1
votes

We're using Django MarkupField to store Markdown text and it works quite well.

However, when we try to index these fields in Wagtail we get serialization errors from Elasticsearch, like this:

File "/usr/local/lib/python3.5/dist-packages/wagtail/wagtailsearch/management/commands/update_index.py", line 120, in handle
  self.update_backend(backend_name, schema_only=options.get('schema_only', False))
File "/usr/local/lib/python3.5/dist-packages/wagtail/wagtailsearch/management/commands/update_index.py", line 87, in update_backend
  index.add_items(model, chunk)
File "/usr/local/lib/python3.5/dist-packages/wagtail/wagtailsearch/backends/elasticsearch.py", line 579, in add_items
  bulk(self.es, actions)
File "/usr/local/lib/python3.5/dist-packages/elasticsearch/helpers/__init__.py", line 195, in bulk
  for ok, item in streaming_bulk(client, actions, **kwargs):
File "/usr/local/lib/python3.5/dist-packages/elasticsearch/helpers/__init__.py", line 162, in streaming_bulk
  for bulk_actions in _chunk_actions(actions, chunk_size, max_chunk_bytes, client.transport.serializer):
File "/usr/local/lib/python3.5/dist-packages/elasticsearch/helpers/__init__.py", line 61, in _chunk_actions
  data = serializer.dumps(data)
File "/usr/local/lib/python3.5/dist-packages/elasticsearch/serializer.py", line 50, in dumps
  raise SerializationError(data, e)
elasticsearch.exceptions.SerializationError: ({'_partials': [<markupfield.fields.Markup object at 0x7faa6e238e80>, <markupfield.fields.Markup object at 0x7faa6dbc4da0>], 'pk': '1', 'research_interests': <markupfield.fields.Markup object at 0x7faa6e238e80>, 'bio': <markupfield.fields.Markup object at 0x7faa6dbc4da0>}, TypeError("Unable to serialize <markupfield.fields.Markup object at 0x7faa6e238e80> (type: <class 'markupfield.fields.Markup'>)",))

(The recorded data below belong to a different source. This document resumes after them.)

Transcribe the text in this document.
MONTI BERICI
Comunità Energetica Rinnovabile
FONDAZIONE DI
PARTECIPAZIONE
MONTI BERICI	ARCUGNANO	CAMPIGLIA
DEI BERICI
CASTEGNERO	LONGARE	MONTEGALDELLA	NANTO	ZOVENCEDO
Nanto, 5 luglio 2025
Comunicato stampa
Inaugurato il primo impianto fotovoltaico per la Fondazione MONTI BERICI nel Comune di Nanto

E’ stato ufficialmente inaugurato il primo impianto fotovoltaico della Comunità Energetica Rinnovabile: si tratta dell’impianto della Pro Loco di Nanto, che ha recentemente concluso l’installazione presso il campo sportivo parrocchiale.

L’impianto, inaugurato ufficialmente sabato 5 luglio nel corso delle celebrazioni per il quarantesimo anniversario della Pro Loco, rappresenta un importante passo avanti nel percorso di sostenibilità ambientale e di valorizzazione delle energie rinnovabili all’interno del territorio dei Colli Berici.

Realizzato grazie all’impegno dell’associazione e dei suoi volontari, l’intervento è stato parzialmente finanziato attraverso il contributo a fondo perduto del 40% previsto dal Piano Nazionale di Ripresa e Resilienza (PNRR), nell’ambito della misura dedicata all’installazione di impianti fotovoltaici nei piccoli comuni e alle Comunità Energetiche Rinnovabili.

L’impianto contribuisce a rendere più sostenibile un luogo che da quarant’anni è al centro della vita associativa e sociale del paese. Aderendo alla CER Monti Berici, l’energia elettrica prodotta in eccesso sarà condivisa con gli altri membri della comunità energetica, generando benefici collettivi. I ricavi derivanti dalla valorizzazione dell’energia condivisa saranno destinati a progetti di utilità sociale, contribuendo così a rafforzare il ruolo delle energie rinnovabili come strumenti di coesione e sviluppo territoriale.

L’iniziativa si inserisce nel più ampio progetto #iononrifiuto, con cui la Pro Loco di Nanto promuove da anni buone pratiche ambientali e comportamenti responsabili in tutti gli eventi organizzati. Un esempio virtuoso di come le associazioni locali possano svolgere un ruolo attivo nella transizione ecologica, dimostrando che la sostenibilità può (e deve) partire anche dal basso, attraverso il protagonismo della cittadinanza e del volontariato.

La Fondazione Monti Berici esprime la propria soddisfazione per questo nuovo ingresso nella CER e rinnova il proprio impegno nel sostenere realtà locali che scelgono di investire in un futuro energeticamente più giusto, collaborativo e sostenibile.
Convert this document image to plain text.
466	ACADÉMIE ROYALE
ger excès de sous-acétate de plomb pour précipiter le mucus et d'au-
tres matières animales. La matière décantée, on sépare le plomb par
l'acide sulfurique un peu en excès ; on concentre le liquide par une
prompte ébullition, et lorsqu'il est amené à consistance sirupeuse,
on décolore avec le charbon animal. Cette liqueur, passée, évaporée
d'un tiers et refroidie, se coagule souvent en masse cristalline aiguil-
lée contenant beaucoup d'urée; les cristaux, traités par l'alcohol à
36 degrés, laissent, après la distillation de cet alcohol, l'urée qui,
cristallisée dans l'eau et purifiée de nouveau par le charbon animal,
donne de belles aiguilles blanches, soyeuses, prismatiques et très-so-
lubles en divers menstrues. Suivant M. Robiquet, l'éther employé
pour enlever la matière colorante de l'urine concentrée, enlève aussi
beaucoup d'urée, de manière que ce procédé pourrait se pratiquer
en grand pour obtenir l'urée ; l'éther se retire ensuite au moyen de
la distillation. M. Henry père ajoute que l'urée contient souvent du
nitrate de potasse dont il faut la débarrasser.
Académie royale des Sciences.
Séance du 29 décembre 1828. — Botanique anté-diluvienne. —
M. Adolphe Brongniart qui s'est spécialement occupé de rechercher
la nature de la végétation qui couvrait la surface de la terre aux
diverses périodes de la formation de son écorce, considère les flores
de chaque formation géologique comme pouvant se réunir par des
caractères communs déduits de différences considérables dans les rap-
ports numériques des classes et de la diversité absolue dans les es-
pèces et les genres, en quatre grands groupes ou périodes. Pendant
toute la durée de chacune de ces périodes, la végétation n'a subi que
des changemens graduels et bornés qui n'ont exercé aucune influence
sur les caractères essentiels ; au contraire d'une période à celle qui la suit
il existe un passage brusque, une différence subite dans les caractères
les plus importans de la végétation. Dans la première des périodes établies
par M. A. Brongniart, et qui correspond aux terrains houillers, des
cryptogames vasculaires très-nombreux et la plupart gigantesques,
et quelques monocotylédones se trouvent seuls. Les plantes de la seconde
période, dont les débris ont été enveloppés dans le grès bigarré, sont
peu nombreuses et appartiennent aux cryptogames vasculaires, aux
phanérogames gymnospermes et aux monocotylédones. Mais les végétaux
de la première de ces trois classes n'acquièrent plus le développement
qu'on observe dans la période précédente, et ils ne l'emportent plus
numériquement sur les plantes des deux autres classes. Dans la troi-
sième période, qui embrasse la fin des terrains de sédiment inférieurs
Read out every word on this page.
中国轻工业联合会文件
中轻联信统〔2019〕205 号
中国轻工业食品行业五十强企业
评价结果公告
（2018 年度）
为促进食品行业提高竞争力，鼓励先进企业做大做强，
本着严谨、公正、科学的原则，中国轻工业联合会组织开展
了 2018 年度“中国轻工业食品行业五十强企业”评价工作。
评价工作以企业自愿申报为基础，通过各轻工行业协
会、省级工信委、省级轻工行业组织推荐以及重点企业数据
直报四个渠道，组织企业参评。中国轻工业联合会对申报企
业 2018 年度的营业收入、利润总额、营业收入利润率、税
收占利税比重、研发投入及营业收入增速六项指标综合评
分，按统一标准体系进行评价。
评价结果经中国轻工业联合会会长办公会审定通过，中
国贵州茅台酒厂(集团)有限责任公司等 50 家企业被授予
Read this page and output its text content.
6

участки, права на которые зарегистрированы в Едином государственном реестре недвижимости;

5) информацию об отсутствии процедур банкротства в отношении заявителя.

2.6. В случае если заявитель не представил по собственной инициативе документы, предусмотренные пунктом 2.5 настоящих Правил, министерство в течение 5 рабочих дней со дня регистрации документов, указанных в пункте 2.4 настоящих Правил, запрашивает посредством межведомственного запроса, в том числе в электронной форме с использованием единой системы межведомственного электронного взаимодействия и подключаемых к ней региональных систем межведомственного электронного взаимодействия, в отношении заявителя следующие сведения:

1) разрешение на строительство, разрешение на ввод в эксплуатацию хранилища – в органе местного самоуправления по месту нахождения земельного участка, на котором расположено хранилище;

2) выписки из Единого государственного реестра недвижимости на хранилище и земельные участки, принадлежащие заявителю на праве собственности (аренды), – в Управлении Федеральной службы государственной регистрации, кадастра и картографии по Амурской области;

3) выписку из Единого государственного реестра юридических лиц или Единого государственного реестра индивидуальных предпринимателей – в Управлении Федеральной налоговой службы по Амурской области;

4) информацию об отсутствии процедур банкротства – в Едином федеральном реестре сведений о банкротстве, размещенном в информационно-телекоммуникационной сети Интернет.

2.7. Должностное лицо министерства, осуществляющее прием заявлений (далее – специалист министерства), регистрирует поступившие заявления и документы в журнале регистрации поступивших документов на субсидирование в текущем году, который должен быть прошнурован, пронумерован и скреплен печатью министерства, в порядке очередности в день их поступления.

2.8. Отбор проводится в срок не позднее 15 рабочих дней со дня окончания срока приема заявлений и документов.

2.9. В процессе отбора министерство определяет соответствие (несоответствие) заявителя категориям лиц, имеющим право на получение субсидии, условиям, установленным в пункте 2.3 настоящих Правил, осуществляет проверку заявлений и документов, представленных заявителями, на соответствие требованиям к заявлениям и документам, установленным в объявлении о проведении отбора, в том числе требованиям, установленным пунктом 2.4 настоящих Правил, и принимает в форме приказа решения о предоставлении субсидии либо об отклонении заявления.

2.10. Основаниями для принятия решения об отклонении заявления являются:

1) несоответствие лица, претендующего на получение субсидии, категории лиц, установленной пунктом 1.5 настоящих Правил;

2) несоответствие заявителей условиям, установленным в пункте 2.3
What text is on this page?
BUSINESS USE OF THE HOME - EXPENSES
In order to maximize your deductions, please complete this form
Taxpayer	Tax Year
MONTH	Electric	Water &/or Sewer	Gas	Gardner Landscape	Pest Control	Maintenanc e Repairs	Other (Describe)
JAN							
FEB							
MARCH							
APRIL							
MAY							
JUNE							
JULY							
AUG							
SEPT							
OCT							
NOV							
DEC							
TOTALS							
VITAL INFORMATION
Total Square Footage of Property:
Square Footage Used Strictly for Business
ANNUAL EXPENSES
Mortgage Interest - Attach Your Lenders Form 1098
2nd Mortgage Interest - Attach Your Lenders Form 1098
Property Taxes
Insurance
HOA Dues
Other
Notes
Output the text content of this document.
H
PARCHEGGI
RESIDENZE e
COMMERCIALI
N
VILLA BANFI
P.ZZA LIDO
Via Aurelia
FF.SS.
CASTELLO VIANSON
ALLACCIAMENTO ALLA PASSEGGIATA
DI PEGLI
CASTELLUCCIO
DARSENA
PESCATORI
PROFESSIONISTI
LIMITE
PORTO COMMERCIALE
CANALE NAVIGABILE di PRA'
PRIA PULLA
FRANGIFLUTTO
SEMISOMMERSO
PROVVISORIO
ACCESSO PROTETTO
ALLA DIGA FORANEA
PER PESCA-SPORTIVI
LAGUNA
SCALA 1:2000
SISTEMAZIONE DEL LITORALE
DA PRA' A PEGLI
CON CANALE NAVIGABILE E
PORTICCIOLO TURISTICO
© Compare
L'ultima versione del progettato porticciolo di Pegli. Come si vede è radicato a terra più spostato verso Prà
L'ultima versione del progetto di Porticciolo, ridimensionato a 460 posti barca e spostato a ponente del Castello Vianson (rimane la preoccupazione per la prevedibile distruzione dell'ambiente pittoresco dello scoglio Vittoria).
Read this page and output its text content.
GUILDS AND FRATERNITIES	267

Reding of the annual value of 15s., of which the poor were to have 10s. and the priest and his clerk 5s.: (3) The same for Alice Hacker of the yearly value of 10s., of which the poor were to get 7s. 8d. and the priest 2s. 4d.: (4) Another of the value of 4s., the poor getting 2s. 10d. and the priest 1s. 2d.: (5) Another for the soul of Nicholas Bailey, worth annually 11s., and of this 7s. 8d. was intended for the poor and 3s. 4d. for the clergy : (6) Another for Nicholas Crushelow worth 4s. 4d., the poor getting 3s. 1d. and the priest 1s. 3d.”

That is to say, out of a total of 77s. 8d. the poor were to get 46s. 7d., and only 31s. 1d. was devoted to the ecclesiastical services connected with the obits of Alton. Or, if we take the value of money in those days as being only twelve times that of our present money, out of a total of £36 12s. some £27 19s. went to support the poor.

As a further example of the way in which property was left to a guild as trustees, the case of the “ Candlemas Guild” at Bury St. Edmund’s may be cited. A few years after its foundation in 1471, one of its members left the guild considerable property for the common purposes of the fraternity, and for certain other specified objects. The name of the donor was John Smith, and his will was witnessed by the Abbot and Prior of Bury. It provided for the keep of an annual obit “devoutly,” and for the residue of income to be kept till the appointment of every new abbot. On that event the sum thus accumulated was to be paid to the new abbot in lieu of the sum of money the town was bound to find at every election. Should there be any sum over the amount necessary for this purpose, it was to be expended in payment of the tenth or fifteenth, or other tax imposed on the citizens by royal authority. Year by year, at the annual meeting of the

One workaround is to index callables that return field.raw but then we'd have to write one such callable for each and every Markdown field property we have in our models. I thought we could get around this by extending the field property (i.e., the django-markupfield Markup class that replaces the MarkupField) with a get_searchable_content(value) method but the serialization errors persist.

Does anyone have any tips for indexing custom Django fields in Wagtail + elasticsearch?

2

2 Answers

2
votes

There are several ways to do it. The best would be to create your own field in elasticsearch-dsl, see (0) for example, and use that for (de)serialization. Other option is to create your own JSONSerializer (1) subclass, and pass it in as serializer=MyJSONSerializer() in the Elasticsearch constructor, that can deal with markupfield.fields.Markup objects.

0 - https://github.com/elastic/elasticsearch-dsl-py/blob/master/test_elasticsearch_dsl/test_document.py#L49-L58 1 - https://github.com/elastic/elasticsearch-py/blob/master/elasticsearch/serializer.py#L24

1
votes

I was putting the get_searchable_content in the wrong place, I thought it was needed in the Markup class but instead it needs to be placed on the Django model Field class itself. Wagtail will then pull the appropriate value to be indexed in elasticsearch (or any other search backend).

The most straightforward solution was to extend MarkupField with a custom Field class and add a get_searchable_content(self, value) that delegates its implementation to MarkupField.get_prep_value.